An estimated 24 million Soviet citizens lost their lives in the war. Hardly a single family was untouched by the terror of Nazi Germany.
Below is a piece from the Guardian.
Putin, meanwhile, who watched Saturday's parade seated next to Chinese President Xi Jinping, shrugged off the Western snub.
"Everyone we wanted to see was here," he said in televised remarks Saturday evening.
But he also thanked the Soviet Union's key WWII allies - the United States, Britain and France - for their "contribution" to victory as well as all those who battled against the Nazis in Germany.
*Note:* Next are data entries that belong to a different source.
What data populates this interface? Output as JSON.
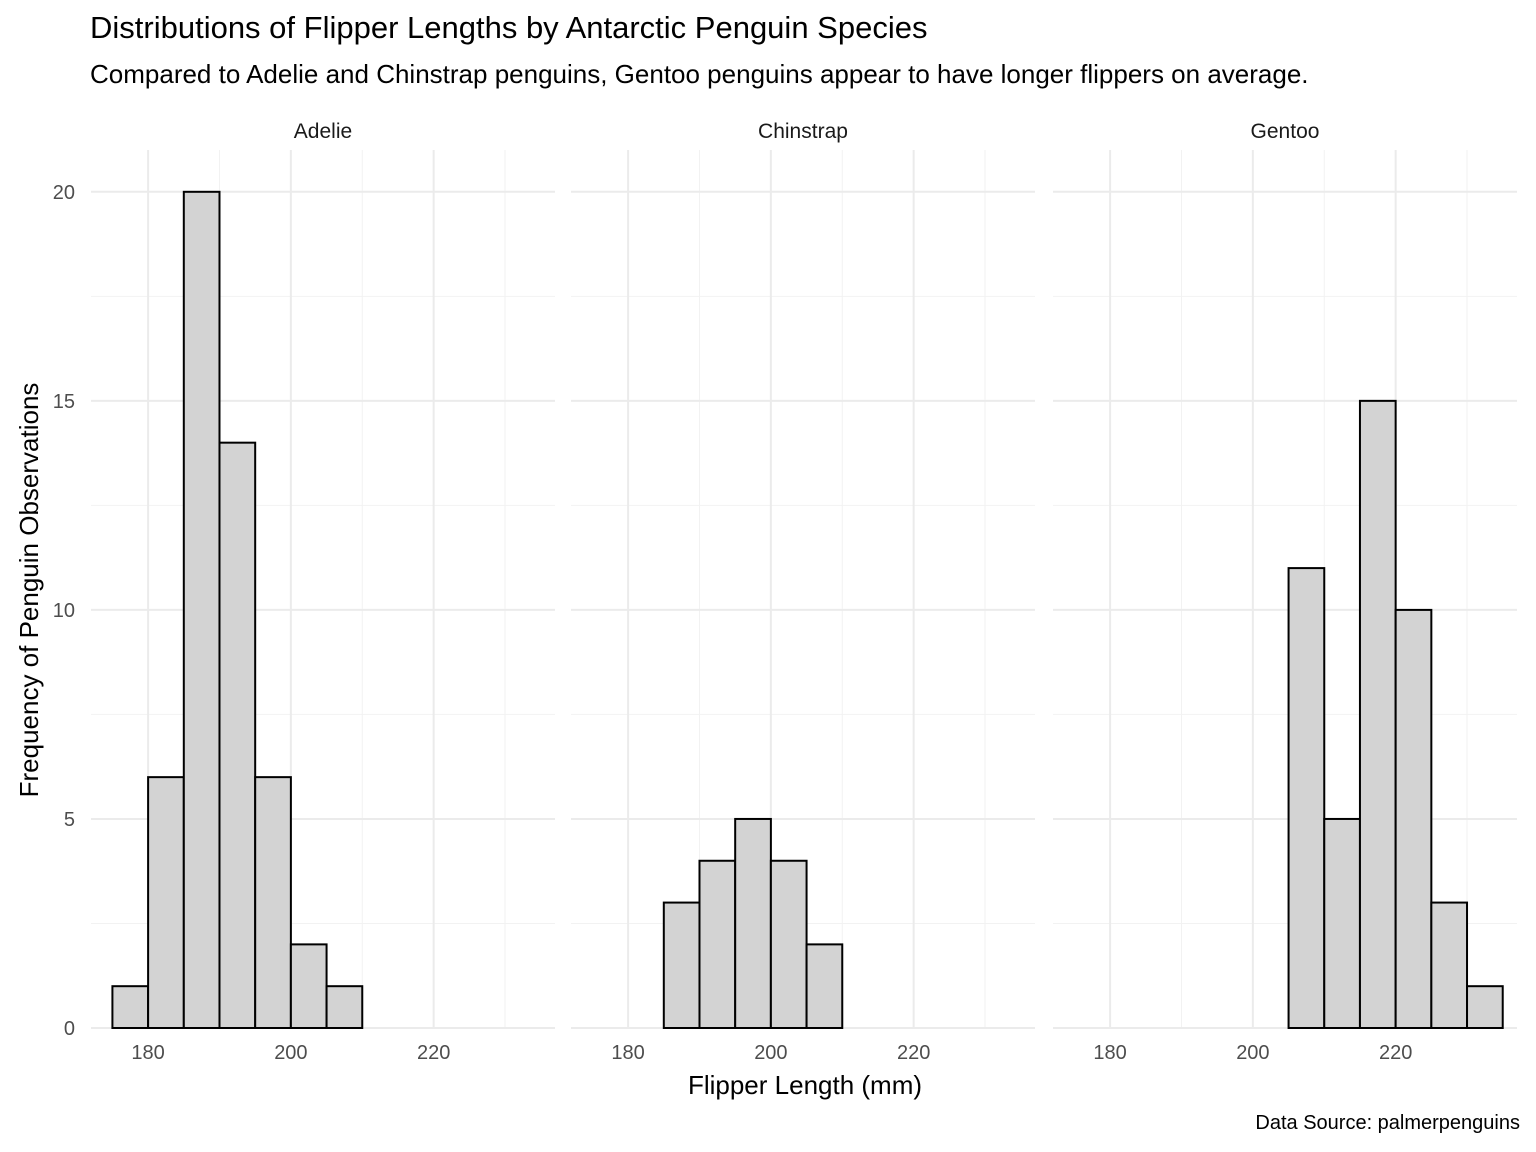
{
  "chart_data": {
    "type": "bar",
    "title": "Distributions of Flipper Lengths by Antarctic Penguin Species",
    "subtitle": "Compared to Adelie and Chinstrap penguins, Gentoo penguins appear to have longer flippers on average.",
    "caption": "Data Source: palmerpenguins",
    "xlabel": "Flipper Length (mm)",
    "ylabel": "Frequency of Penguin Observations",
    "xlim": [
      172,
      237
    ],
    "ylim": [
      0,
      21
    ],
    "x_ticks": [
      180,
      200,
      220
    ],
    "y_ticks": [
      0,
      5,
      10,
      15,
      20
    ],
    "bin_width": 5,
    "bin_starts": [
      175,
      180,
      185,
      190,
      195,
      200,
      205,
      210,
      215,
      220,
      225,
      230
    ],
    "grid": true,
    "legend": "none",
    "colors": {
      "bar_fill": "#d3d3d3",
      "bar_outline": "#000000",
      "grid": "#ebebeb"
    },
    "panels": [
      {
        "name": "Adelie",
        "values": [
          1,
          6,
          20,
          14,
          6,
          2,
          1,
          0,
          0,
          0,
          0,
          0
        ]
      },
      {
        "name": "Chinstrap",
        "values": [
          0,
          0,
          3,
          4,
          5,
          4,
          2,
          0,
          0,
          0,
          0,
          0
        ]
      },
      {
        "name": "Gentoo",
        "values": [
          0,
          0,
          0,
          0,
          0,
          0,
          11,
          5,
          15,
          10,
          3,
          1
        ]
      }
    ]
  }
}
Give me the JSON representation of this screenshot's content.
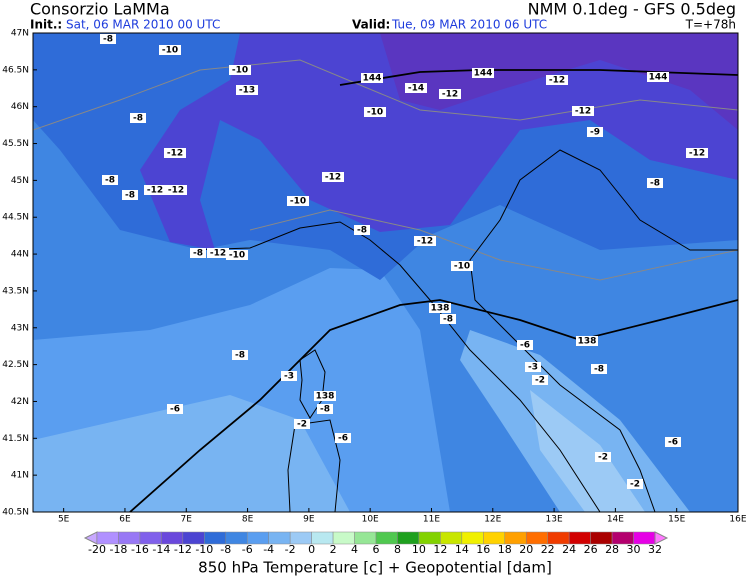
{
  "header": {
    "title": "Consorzio LaMMa",
    "model": "NMM 0.1deg - GFS 0.5deg",
    "init_label": "Init.:",
    "init_value": "Sat, 06 MAR 2010  00 UTC",
    "valid_label": "Valid:",
    "valid_value": "Tue, 09 MAR 2010  06 UTC",
    "step": "T=+78h"
  },
  "map": {
    "lat_labels": [
      "47N",
      "46.5N",
      "46N",
      "45.5N",
      "45N",
      "44.5N",
      "44N",
      "43.5N",
      "43N",
      "42.5N",
      "42N",
      "41.5N",
      "41N",
      "40.5N"
    ],
    "lon_labels": [
      "5E",
      "6E",
      "7E",
      "8E",
      "9E",
      "10E",
      "11E",
      "12E",
      "13E",
      "14E",
      "15E",
      "16E"
    ],
    "contour_labels": [
      "-8",
      "-10",
      "-10",
      "-13",
      "-8",
      "-12",
      "-8",
      "-8",
      "-12",
      "-12",
      "-8",
      "-12",
      "-10",
      "-12",
      "-10",
      "-8",
      "-12",
      "-10",
      "144",
      "144",
      "144",
      "-14",
      "-12",
      "-12",
      "-10",
      "-12",
      "-9",
      "-12",
      "-8",
      "138",
      "-8",
      "138",
      "-6",
      "-3",
      "-2",
      "-8",
      "-8",
      "-6",
      "-3",
      "138",
      "-8",
      "-2",
      "-6",
      "-6",
      "-2",
      "-2"
    ]
  },
  "colorbar": {
    "labels": [
      "-20",
      "-18",
      "-16",
      "-14",
      "-12",
      "-10",
      "-8",
      "-6",
      "-4",
      "-2",
      "0",
      "2",
      "4",
      "6",
      "8",
      "10",
      "12",
      "14",
      "16",
      "18",
      "20",
      "22",
      "24",
      "26",
      "28",
      "30",
      "32"
    ],
    "colors": [
      "#c8a8ff",
      "#b090ff",
      "#9878f5",
      "#8060eb",
      "#6a48dc",
      "#4c44d2",
      "#2f6cd8",
      "#3f86e2",
      "#5a9ef0",
      "#78b4f2",
      "#9ccaf5",
      "#b8e8f0",
      "#c8fac8",
      "#96e696",
      "#50c850",
      "#1ea01e",
      "#82d200",
      "#c8e600",
      "#f0f000",
      "#ffd200",
      "#ffa000",
      "#ff6e00",
      "#f03c00",
      "#d20000",
      "#aa0000",
      "#b4006e",
      "#e600e6",
      "#ff78ff"
    ]
  },
  "caption": "850 hPa Temperature [c] + Geopotential [dam]"
}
Speaking on Saturday to Czech President Milos Zeman, one of the few European leaders who flew to Moscow for the festivities, Putin said a thaw in relations with the West was due.
"It was not us who initiated the chill in relations with Europe but I hope that thanks to politicians like you we will manage not only to revive them completely but to also move forward," Putin said.
The Czech leftist leader, for his part, said he was confident that "normal ties will replace that chill."
Saturday's festivities in Moscow were rife with nationalist pride with people carrying portraits of soldiers through the streets.
Like Putin, many Russians shrugged off the Western no-show as they celebrated Victory Day well into the night, singing war-era songs and celebrating and honoring their veterans.
Earlier in the day, over half a million people marched through central Moscow with portraits of their relatives who fought in the war, in the biggest march during Putin's 15-year tenure as on-and-off president.
The 62-year-old joined the procession on Red Square, carrying a portrait of his veteran father Vladimir in his hand.